Tal juízo formado sobre a singeleza do arrabalde onde me assentei há mais de uma década caiu por terra, contudo, nesta semana. Ao folhear o jornal de ontem, quinta-feira, deparei-me com uma matéria muito interessante sobre a vida de Elis Regina em São Paulo, assinada pelo jornalista Renato Contente. É um ótimo nome, Renato Contente. Elis morava num apartamento em Cerqueira César, na rua Melo Alves, quando passou mal e foi levada para as Clínicas, ali ao lado, no dia 19 de janeiro de 1982, há exatos quarenta anos. Também viveu no Centro, no Jardim América e no Brooklin.

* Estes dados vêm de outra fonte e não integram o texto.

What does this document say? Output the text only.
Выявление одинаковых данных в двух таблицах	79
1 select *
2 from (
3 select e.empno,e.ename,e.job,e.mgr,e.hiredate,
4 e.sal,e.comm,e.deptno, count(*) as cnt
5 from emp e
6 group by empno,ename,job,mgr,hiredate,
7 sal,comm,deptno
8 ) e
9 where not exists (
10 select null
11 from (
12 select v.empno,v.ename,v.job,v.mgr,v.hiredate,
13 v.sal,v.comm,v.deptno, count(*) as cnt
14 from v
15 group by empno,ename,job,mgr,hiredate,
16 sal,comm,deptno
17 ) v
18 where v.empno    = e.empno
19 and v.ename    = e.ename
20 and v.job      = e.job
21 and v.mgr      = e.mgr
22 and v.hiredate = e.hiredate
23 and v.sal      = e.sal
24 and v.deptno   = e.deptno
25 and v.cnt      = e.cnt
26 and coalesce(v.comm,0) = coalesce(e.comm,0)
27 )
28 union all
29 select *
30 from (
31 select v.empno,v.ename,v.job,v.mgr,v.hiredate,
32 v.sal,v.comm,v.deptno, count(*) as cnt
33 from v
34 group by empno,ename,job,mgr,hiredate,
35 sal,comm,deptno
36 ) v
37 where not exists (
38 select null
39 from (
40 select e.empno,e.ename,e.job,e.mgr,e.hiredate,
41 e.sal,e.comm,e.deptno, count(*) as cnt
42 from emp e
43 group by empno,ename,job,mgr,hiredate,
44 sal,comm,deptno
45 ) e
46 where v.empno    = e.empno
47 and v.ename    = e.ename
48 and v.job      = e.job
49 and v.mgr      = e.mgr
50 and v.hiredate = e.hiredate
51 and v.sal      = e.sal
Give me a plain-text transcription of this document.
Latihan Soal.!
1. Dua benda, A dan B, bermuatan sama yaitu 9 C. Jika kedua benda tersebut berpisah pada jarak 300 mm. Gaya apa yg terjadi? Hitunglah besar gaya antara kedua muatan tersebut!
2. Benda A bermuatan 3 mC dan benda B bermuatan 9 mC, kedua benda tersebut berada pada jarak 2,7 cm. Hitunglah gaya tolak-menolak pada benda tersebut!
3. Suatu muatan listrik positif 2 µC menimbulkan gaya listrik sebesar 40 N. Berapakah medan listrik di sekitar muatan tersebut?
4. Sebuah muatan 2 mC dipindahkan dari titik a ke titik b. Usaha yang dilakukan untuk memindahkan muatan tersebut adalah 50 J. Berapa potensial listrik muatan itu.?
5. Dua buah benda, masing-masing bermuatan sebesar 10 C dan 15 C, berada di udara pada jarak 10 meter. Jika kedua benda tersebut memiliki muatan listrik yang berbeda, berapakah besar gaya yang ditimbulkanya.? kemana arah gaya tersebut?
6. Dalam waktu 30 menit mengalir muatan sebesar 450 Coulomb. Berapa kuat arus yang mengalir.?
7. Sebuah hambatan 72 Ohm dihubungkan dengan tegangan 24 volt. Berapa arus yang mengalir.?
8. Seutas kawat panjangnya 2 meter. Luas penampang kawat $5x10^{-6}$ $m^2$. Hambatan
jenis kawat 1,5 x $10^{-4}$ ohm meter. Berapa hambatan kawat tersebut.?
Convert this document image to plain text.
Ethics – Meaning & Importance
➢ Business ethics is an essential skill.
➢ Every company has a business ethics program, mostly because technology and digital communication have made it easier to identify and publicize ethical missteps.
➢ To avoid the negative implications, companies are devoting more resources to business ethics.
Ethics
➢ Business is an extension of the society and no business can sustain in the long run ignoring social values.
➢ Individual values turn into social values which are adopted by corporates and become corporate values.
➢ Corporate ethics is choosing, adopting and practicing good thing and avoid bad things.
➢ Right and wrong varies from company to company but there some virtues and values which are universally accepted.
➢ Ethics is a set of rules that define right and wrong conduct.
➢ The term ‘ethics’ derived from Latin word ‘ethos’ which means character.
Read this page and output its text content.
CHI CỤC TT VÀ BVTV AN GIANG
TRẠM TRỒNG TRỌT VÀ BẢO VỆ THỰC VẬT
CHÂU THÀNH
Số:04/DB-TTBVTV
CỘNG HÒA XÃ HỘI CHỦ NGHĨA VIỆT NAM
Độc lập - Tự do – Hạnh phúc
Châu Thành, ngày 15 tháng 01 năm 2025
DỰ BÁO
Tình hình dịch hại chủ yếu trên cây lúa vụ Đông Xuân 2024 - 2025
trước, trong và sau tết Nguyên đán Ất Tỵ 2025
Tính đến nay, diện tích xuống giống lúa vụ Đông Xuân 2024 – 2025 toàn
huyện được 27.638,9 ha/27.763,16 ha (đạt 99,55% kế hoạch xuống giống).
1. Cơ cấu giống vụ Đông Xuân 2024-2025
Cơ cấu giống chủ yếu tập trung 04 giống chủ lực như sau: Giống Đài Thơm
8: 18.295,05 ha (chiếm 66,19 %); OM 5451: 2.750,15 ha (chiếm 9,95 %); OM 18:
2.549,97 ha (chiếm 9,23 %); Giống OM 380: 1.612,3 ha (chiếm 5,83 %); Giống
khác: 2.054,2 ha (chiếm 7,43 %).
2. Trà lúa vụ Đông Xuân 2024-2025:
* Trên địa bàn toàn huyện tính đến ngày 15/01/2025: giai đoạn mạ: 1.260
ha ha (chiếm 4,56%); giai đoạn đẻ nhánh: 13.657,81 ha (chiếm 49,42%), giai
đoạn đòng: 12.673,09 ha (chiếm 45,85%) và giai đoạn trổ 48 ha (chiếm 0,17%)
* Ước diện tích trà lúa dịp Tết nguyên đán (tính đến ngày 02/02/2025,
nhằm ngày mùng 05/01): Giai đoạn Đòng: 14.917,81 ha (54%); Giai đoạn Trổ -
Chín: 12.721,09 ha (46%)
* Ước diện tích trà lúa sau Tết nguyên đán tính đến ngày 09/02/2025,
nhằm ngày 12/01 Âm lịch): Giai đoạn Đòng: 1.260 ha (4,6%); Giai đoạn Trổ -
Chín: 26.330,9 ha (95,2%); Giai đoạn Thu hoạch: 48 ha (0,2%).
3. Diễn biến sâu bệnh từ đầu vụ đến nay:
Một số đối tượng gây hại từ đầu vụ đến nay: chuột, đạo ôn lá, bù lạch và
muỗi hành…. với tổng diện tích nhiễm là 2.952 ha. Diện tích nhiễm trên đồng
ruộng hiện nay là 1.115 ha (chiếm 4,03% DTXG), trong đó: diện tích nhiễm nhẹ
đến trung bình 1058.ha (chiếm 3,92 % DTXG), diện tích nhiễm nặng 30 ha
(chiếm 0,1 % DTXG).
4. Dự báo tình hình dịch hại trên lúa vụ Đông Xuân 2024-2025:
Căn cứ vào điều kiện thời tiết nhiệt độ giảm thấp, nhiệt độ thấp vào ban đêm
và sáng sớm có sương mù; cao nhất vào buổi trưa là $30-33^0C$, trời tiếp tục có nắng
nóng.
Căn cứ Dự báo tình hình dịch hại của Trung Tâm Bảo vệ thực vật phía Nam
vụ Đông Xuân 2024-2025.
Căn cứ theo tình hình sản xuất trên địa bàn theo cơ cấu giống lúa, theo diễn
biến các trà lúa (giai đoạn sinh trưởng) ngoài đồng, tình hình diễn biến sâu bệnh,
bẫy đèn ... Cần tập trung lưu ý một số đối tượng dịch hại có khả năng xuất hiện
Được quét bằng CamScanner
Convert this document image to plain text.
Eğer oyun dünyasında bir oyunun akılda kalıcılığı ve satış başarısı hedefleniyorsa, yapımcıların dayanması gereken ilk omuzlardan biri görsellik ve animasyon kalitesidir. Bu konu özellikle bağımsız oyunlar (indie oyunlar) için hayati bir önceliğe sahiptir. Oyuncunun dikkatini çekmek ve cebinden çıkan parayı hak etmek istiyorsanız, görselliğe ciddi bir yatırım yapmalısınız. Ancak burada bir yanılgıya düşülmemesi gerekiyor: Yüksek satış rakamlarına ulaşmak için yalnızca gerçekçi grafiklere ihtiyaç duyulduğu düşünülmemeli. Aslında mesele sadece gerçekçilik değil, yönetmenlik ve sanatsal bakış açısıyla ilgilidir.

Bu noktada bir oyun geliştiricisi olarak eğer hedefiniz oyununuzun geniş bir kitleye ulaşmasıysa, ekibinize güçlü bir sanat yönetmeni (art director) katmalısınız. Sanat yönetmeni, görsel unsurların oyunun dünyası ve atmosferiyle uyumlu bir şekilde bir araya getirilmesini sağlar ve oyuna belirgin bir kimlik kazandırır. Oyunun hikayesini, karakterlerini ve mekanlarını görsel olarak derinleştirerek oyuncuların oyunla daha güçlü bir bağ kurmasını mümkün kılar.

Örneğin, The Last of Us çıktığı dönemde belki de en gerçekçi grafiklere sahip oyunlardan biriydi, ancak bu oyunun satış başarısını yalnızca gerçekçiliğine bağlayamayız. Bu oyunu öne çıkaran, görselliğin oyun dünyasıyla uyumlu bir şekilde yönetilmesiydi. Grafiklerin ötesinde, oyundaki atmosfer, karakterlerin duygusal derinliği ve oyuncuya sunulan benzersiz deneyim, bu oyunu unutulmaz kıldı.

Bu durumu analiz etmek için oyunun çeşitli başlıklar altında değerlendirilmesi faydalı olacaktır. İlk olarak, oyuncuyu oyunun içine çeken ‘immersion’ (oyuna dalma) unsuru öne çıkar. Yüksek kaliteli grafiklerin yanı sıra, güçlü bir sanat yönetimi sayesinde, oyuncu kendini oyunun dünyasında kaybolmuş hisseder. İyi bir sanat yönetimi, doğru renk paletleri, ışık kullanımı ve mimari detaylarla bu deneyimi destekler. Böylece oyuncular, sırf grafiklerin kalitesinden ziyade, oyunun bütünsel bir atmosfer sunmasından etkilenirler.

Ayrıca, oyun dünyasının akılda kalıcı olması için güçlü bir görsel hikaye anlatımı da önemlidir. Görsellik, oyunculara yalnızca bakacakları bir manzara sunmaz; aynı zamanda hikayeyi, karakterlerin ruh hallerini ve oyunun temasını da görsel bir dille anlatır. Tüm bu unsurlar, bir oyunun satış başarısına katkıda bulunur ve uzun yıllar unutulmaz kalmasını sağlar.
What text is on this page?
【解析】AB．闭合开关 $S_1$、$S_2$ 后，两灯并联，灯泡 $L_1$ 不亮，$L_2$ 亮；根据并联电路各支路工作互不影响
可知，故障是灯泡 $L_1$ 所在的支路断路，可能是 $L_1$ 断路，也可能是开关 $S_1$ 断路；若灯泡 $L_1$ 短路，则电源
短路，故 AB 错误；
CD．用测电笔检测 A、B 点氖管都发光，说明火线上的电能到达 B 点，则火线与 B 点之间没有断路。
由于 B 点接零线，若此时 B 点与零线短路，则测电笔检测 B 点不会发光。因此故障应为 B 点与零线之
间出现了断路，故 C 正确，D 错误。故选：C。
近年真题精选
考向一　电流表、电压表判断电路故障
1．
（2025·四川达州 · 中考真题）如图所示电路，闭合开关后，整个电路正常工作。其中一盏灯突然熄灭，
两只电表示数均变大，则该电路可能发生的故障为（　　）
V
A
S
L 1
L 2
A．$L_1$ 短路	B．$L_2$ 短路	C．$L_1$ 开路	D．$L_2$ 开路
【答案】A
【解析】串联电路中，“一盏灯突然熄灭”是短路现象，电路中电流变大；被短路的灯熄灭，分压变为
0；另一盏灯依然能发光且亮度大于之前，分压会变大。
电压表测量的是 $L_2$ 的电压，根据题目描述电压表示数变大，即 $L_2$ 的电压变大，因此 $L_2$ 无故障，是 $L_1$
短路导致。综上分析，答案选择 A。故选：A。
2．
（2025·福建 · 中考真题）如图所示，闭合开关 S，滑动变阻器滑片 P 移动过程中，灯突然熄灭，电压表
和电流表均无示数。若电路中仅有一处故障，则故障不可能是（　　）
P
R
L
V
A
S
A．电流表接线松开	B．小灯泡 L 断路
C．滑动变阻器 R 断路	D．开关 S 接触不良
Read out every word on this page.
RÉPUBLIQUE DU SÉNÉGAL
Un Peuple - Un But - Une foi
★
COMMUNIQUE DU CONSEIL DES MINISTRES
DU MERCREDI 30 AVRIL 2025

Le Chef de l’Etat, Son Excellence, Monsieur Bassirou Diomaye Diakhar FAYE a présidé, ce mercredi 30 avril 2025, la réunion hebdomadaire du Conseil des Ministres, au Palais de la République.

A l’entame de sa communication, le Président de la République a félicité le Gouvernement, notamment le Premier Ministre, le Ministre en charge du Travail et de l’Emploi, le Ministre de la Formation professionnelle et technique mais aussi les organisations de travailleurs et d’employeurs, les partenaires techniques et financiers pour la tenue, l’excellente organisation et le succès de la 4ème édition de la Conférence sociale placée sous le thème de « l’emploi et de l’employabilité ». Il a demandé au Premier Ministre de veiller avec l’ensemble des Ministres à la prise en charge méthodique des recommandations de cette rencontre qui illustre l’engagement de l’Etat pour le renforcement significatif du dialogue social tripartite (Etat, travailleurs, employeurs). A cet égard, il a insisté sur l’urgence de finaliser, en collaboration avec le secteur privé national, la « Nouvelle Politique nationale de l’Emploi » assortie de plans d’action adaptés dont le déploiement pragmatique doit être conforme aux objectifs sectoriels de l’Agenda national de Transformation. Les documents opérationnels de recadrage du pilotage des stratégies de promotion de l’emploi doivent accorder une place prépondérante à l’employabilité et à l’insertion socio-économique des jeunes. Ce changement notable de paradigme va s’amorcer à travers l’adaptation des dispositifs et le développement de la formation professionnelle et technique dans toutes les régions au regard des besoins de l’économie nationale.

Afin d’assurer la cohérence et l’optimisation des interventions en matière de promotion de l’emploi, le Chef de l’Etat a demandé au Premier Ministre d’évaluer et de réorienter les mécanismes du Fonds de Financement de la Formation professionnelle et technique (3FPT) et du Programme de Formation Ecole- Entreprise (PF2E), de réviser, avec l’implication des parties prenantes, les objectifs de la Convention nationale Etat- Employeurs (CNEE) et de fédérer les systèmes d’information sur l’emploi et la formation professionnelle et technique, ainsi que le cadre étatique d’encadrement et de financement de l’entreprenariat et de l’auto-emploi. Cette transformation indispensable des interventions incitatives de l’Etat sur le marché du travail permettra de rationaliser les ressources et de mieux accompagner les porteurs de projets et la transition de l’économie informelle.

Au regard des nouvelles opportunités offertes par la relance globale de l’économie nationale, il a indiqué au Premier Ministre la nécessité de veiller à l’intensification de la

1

A reportagem indica um roteiro informal de sítios que tiveram alguma importância na vida pessoal e na carreira da cantora — o bar onde estreou na capital, em 1964, os teatros onde eram gravados seus programas de TV, locais onde se apresentou em shows épicos, o cemitério onde foi enterrada –, e correndo pelo texto fiquei sabendo que nos anos 70 Elis comprou um boteco para seus pais, Romeu e Ercy. “Romeu morreu em 1984, dois anos após a filha, e Ercy tocaria o estabelecimento até 1990, quando repassou o ponto para o seu então fornecedor de pães, João Batista”, escreve Contente.

O bar do Batista: local histórico

Avenida Ceci, 868, Saúde. O local é situado oficialmente na Saúde, mas todos nós, que moramos por aqui, sabemos que a Saúde é grande demais, e por isso a Ceci fica mesmo no Planalto Paulista, comedido bairro sem grandes atrações até a descoberta tardia da magnitude do bar do piauiense Batista, que trabalhava na vizinha Padaria Ceci e levava pães aos pais de Elis, e se nunca na vida tive um bar para chamar de meu, adotei o Batista quando me mudei para cá em 2010, porque o Batista pessoalmente fazia a caipirinha e o sanduíche de pernil das minhas primeiras noites solitárias nas redondezas, e hoje, quando vamos almoçar um PF nas tardes ensolaradas da metrópole, minha cearense tijucana se desborda em ternura à mesa diante das pequenas travessas com arroz, feijão, farinha e rabada, junto a uma obrigatória garrafa de tubaína e à voz inconfundível do Batista, tão inconfundível quanto a de Elis, porque são essas vozes que ficam na nossa vida.